Time for a New Deal: Social Dialogue and the Informal Economy in Zambia

War on Want
  • Place of Publication: London
  • Publisher: War on Want

This article examines how informal economy organizations in Zambia have managed to engage in social dialogue with local and central government. The three organizations studied are the Cross Border Trader Association (CBTA), the Lusaka Informal Traders’ Association (LITA) and the Zambia National Marketeers’ Association (ZANAMA). The paper also introduces the Tripartiate Labour Council, where the Zambia Congress of Trade Unions (ZCTU) represents workers. However, representation of informal workers has been rather weak, facilitated by Alliance for Zambia Informal Economy Associations, an affiliate of the ZCTU.

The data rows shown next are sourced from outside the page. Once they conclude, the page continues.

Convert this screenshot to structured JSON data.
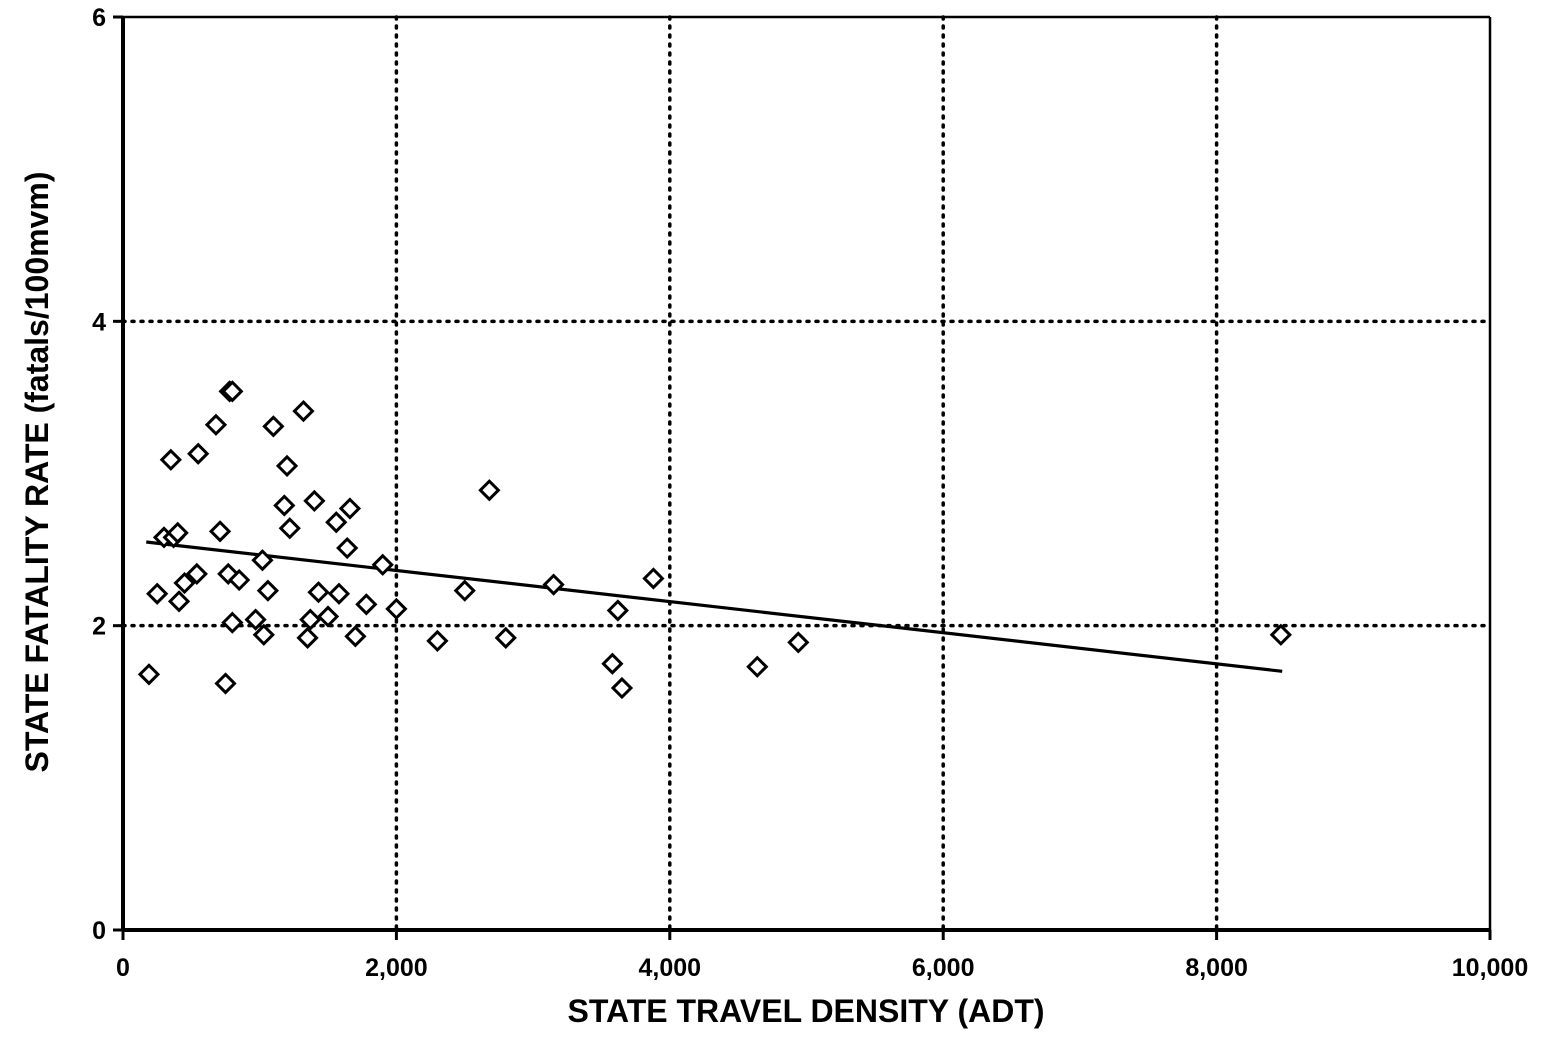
{
  "chart_data": {
    "type": "scatter",
    "title": "",
    "xlabel": "STATE TRAVEL DENSITY (ADT)",
    "ylabel": "STATE FATALITY RATE (fatals/100mvm)",
    "xlim": [
      0,
      10000
    ],
    "ylim": [
      0,
      6
    ],
    "x_ticks": [
      0,
      2000,
      4000,
      6000,
      8000,
      10000
    ],
    "x_tick_labels": [
      "0",
      "2,000",
      "4,000",
      "6,000",
      "8,000",
      "10,000"
    ],
    "y_ticks": [
      0,
      2,
      4,
      6
    ],
    "y_tick_labels": [
      "0",
      "2",
      "4",
      "6"
    ],
    "grid": "dotted at labeled ticks",
    "legend": "none",
    "marker": "open diamond",
    "color": "#000000",
    "series": [
      {
        "type": "scatter",
        "points": [
          [
            190,
            1.68
          ],
          [
            250,
            2.21
          ],
          [
            300,
            2.58
          ],
          [
            350,
            3.09
          ],
          [
            370,
            2.58
          ],
          [
            400,
            2.61
          ],
          [
            410,
            2.16
          ],
          [
            450,
            2.28
          ],
          [
            540,
            2.34
          ],
          [
            550,
            3.13
          ],
          [
            680,
            3.32
          ],
          [
            710,
            2.62
          ],
          [
            750,
            1.62
          ],
          [
            770,
            2.34
          ],
          [
            780,
            3.54
          ],
          [
            800,
            3.54
          ],
          [
            800,
            2.02
          ],
          [
            850,
            2.3
          ],
          [
            970,
            2.04
          ],
          [
            1020,
            2.43
          ],
          [
            1030,
            1.94
          ],
          [
            1060,
            2.23
          ],
          [
            1100,
            3.31
          ],
          [
            1180,
            2.79
          ],
          [
            1200,
            3.05
          ],
          [
            1220,
            2.64
          ],
          [
            1320,
            3.41
          ],
          [
            1350,
            1.92
          ],
          [
            1370,
            2.04
          ],
          [
            1400,
            2.82
          ],
          [
            1430,
            2.22
          ],
          [
            1500,
            2.06
          ],
          [
            1560,
            2.68
          ],
          [
            1580,
            2.21
          ],
          [
            1640,
            2.51
          ],
          [
            1660,
            2.77
          ],
          [
            1700,
            1.93
          ],
          [
            1780,
            2.14
          ],
          [
            1900,
            2.4
          ],
          [
            2000,
            2.11
          ],
          [
            2300,
            1.9
          ],
          [
            2500,
            2.23
          ],
          [
            2680,
            2.89
          ],
          [
            2800,
            1.92
          ],
          [
            3150,
            2.27
          ],
          [
            3580,
            1.75
          ],
          [
            3620,
            2.1
          ],
          [
            3650,
            1.59
          ],
          [
            3880,
            2.31
          ],
          [
            4640,
            1.73
          ],
          [
            4940,
            1.89
          ],
          [
            8470,
            1.94
          ]
        ]
      },
      {
        "type": "line",
        "points": [
          [
            170,
            2.55
          ],
          [
            8480,
            1.7
          ]
        ]
      }
    ]
  }
}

The CBTA has about 35 000 members in the Lusaka region. It has been welcome by the local authorities, as it helps in managing informal trading in the city. It has also been lobbying to the Ministry of Commerce, Trade and Industry, and claims to have a good ‘partnership’ with the ministry. LITA, an organization that represents street traders in Lusaka, has had less positive experiences of negotiating with the government. The government does not allow street trading in the city and is therefore unwilling to negotiate with LITA. However, the organization has had some success in negotiating for rights to trade from specific kiosks. ZANAMA organizes market traders across Zambia. It has been negotiating market stall levies and organizing non-compliance campaigns amongst the traders. The initial approach was rather confrontational, but since the organization has earned respect from the government, it has been able to focus more energy on negotiations.